The recent sentencing of an Ogemaw County man to pay back nearly $775,000 to two auto insurance companies after fraudulently claiming he couldn’t walk following a car accident underscores the importance of recent auto no-fault reforms, according to the Insurance Alliance of Michigan.
One of the key pieces to the auto no-fault reforms passed in 2019 was the creation of a fraud bureau to crack down on fraudulent auto insurance claims.
“I want to thank the Michigan Department of Insurance and Financial Services and the Ogemaw County Sheriff’s Office for their diligent work on this investigation,” said Erin McDonough, executive director of the Insurance Alliance of Michigan. “Michigan’s broken, outdated auto no-fault system has been rife with fraud for decades. Thanks to reforms passed by the Legislature, the state finally has the tools and resources to crack down on these bad actors who are defrauding the system and driving up costs for everyone.”
According to a release from Department of Insurance and Financial Services (DIFS) , Darrell Lee Hardenburgh of West Branch was injured in an auto accident and claimed to be wheelchair bound. The Ogemaw County Sheriff’s Office began an investigation after his insurance company reported alleged fraudulent activity, including receiving attendant care and medical equipment that may not have been necessary. Hastings Mutual Insurance Company also filed an insurance fraud complaint with DIFS. Through a joint investigation, it was determined Hardenburgh could in fact walk.
As part of his sentence, which included 90 days in jail for stealing a backhoe, Hardenburgh was ordered to pay $746,529 in restitution to Hastings Mutual Insurance Company and $28,339 to The Hanover Insurance Group. He was also ordered to turn over all medical equipment used in the scheme.
“This sentencing should send a strong message to those looking to game Michigan’s auto no-fault system: You will get caught and you will be punished,” McDonough said. “The efforts of DIFS’ fraud bureau are further proof that reforms to Michigan’s auto no-fault law are working.”
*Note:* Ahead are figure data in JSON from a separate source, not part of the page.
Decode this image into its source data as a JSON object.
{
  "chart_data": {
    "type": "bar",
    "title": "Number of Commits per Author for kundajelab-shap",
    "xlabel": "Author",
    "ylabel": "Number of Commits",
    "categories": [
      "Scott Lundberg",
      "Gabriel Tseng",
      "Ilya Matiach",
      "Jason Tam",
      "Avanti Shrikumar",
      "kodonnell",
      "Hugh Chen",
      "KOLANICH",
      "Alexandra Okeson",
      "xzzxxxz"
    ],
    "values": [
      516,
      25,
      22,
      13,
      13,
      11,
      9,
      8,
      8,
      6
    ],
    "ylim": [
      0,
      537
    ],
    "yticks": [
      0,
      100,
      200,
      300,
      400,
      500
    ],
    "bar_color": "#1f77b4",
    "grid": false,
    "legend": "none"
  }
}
Auto no-fault reforms are also resulting in lower premiums for drivers across the state and more drivers are getting auto insurance for the first time — or for the first time in several years — because it’s more affordable. More than 25 new companies are also poised to enter Michigan’s auto insurance market, which will further drive down costs.
The final piece of the no-fault reform puzzle, a medical fee schedule, will take effect on July 2. The fee schedule will rein in overcharging by medical providers, which is one of the biggest contributors to Michigan’s highest-in-the-nation auto insurance premiums.
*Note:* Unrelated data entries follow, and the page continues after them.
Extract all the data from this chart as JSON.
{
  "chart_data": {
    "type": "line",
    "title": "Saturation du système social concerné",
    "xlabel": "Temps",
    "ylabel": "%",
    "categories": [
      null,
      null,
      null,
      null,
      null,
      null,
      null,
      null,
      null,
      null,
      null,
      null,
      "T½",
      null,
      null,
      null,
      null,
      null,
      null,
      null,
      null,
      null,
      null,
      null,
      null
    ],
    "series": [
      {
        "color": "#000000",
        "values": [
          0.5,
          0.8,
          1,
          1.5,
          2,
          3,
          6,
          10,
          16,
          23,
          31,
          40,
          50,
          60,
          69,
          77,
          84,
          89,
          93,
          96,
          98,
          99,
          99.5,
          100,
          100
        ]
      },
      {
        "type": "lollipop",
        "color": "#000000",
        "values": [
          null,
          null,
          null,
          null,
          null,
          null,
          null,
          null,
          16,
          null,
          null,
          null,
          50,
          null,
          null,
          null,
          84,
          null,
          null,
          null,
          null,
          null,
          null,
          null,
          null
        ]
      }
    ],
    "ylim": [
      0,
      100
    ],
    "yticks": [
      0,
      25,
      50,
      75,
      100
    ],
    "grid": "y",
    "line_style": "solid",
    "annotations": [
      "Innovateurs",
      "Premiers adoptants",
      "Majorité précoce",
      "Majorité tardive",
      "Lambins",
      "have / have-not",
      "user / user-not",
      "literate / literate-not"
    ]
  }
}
The lower rates drivers are currently paying are based on anticipated savings from the medical fee schedule. The Michigan Catastrophic Claims Association (MCCA), which reduced its yearly per-vehicle fee by 60% over the last two years, also based its reduction on the upcoming fee schedule.
“When you put it all together it’s clear that auto no-fault reforms are working and the Legislature should stay the course on reform,” McDonough said.